- Directed by: Melville W. Brown
- Written by: John E. Harding John Meehan Jr.
- Produced by: William Rowland
- Starring: Lupe Vélez Ben Lyon Wallace Ford
- Cinematography: Erwin Hillier
- Edited by: Julian Caunter
- Music by: Larry Ceballos
- Production company: Morgan Productions
- Distributed by: British Lion Films Grand National Pictures (US)
- Release date: 25 March 1938;
- Running time: 75 minutes
- Country: United Kingdom
- Language: English

= Stardust (1938 film) =

1938 film

Stardust (also known as Mad About Money and He Loved an Actress) is a 1938 British musical comedy film directed by Melville W. Brown and starring Lupe Vélez, Ben Lyon and Wallace Ford. It was written by John Meehan Jr. from an original story by John E. Harding.

==Synopsis==
In order to grab some headlines a rumba dancer pretends to be a South American heiress. She takes in an aspiring independent film producer who tries to persuade her to invest in his first screen production. As each bluffs the other film moves towards completion.

==Cast==
- Lupe Vélez as Carla de Huelva
- Ben Lyon as Roy Harley
- Wallace Ford as Peter Jackson
- Jean Colin as Diana West
- Harry Langdon as Otto Schultz
- Mary Cole as Peggy
- Cyril Raymond as Jerry Sears
- Ronald Ward as Eric Williams
- Arthur Finn as J.D. Meyers
- Philip Pearman as Prince
- Andreas Malandrinos as mbassador
- Olive Sloane as Gloria Dane
- Peggy Novak as secretary
- John Stobart as headwaiter
- Albert Whelan as judge
- Ronald Hill as District Attorney
- Alan Shires as Dance Partner

==Production==
Production began in November 1936 at the Rock Studios in Elstree. The film's sets were designed by the art director George Provis. Special effects were by the New Zealand artist Len Lye.

==Reception==
The Monthly Film Bulletin wrote: "For no apparent reason, there are some surprising 'effects' introduced by Len Lye, including a rocket trip to Saturn with a ballet of the stars, and the trial of a modern composer by the ghosts of past musicians. These interludes of pure fantasy help to redeem a film which otherwise suffers from lack of continuity and bad cutting.
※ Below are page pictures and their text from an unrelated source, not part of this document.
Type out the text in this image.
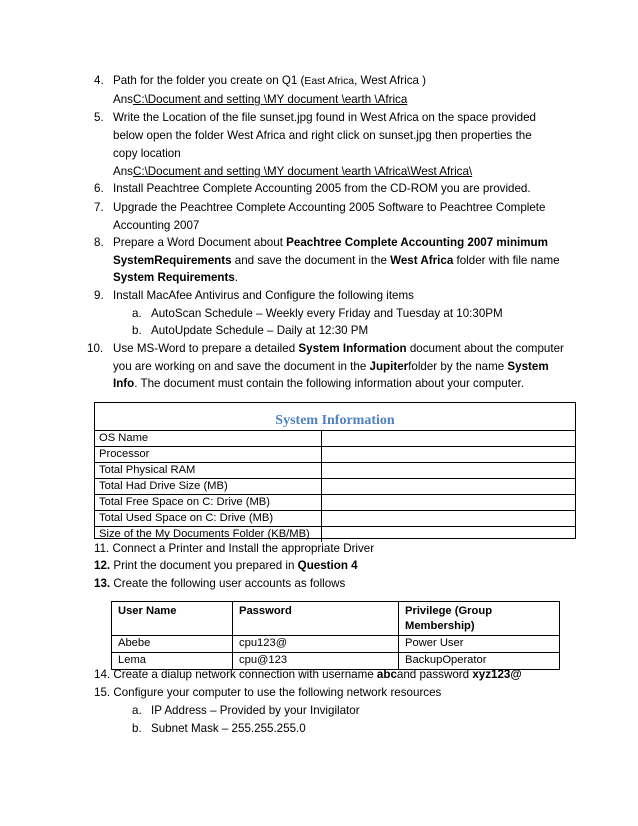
4. Path for the folder you create on Q1 (East Africa, West Africa )
AnsC:\Document and setting \MY document \earth \Africa
5. Write the Location of the file sunset.jpg found in West Africa on the space provided
below open the folder West Africa and right click on sunset.jpg then properties the
copy location
AnsC:\Document and setting \MY document \earth \Africa\West Africa\
6. Install Peachtree Complete Accounting 2005 from the CD-ROM you are provided.
7. Upgrade the Peachtree Complete Accounting 2005 Software to Peachtree Complete
Accounting 2007
8. Prepare a Word Document about Peachtree Complete Accounting 2007 minimum
SystemRequirements and save the document in the West Africa folder with file name
System Requirements.
9. Install MacAfee Antivirus and Configure the following items
a. AutoScan Schedule – Weekly every Friday and Tuesday at 10:30PM
b. AutoUpdate Schedule – Daily at 12:30 PM
10. Use MS-Word to prepare a detailed System Information document about the computer
you are working on and save the document in the Jupiterfolder by the name System
Info. The document must contain the following information about your computer.
System Information
OS Name	
Processor	
Total Physical RAM	
Total Had Drive Size (MB)	
Total Free Space on C: Drive (MB)	
Total Used Space on C: Drive (MB)	
Size of the My Documents Folder (KB/MB)	
11. Connect a Printer and Install the appropriate Driver
12. Print the document you prepared in Question 4
13. Create the following user accounts as follows
User Name	Password	Privilege (Group
Membership)
Abebe	cpu123@	Power User
Lema	cpu@123	BackupOperator
14. Create a dialup network connection with username abcand password xyz123@
15. Configure your computer to use the following network resources
a. IP Address – Provided by your Invigilator
b. Subnet Mask – 255.255.255.0
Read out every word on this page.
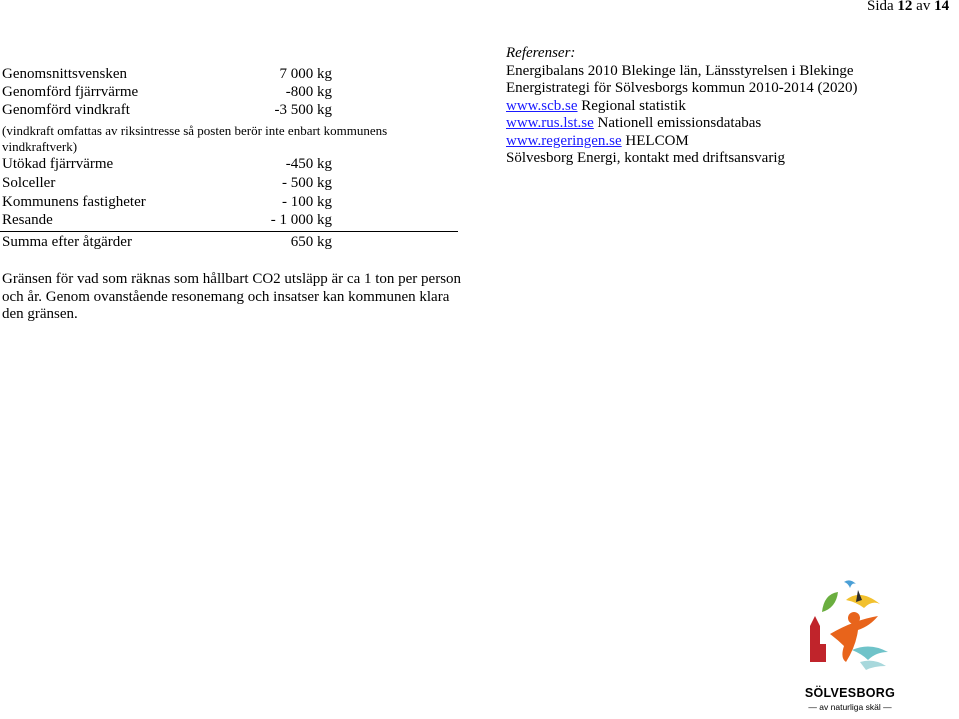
Sida 12 av 14
Genomsnittsvensken	7 000 kg
Genomförd fjärrvärme	-800 kg
Genomförd vindkraft	-3 500 kg
(vindkraft omfattas av riksintresse så posten berör inte enbart kommunens
vindkraftverk)
Utökad fjärrvärme	-450 kg
Solceller	- 500 kg
Kommunens fastigheter	- 100 kg
Resande	- 1 000 kg
Summa efter åtgärder	650 kg
Gränsen för vad som räknas som hållbart CO2 utsläpp är ca 1 ton per person och år. Genom ovanstående resonemang och insatser kan kommunen klara den gränsen.
Referenser:
Energibalans 2010 Blekinge län, Länsstyrelsen i Blekinge
Energistrategi för Sölvesborgs kommun 2010-2014 (2020)
www.scb.se Regional statistik
www.rus.lst.se Nationell emissionsdatabas
www.regeringen.se HELCOM
Sölvesborg Energi, kontakt med driftsansvarig
SÖLVESBORG
— av naturliga skäl —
Jean Colin makes a charming heroine, Lupe Velez a sufficiently exotic 'cattle queen', and Ben Lyon is amiable and handsome enough as the young producer."

The Daily Film Renter wrote: "Disjointed and incomprehensible story ... Narrative vague and rambling, with irritatingly irrelevant side issues queering plot pitch, and characterisation blatantly artificial, but elaborate chorine ensembles, smart settings, and tuneful song interludes have mild entertainment quota, while cast has four useful marquee names. If cut, may prove passable support for not too critical audiences."

Kine Weekly wrote: "Light musical comedy, that's the official label of this British picture. It might, however, be anything. The action takes place behind the scenes of film production, and so incongruous are the invasions of song and spectacle and disjointed the continuity that for the most part it has difficulty in making sense, let alone really good entertainment. Only bits and pieces amuse."

Picturegoer wrote: "Action takes place behind the scenes of a film production but it is such an incongruous mixture of song and spectacle that it fails to register to any extent. The continuity is ragged and the entertainment is patchy in consequence."

Picture Show wrote: "This is a sort of musical comedy, but it is a strange jumble of song and spectacle and peeps behind the scenes of film-making. ... The cast merit far better material."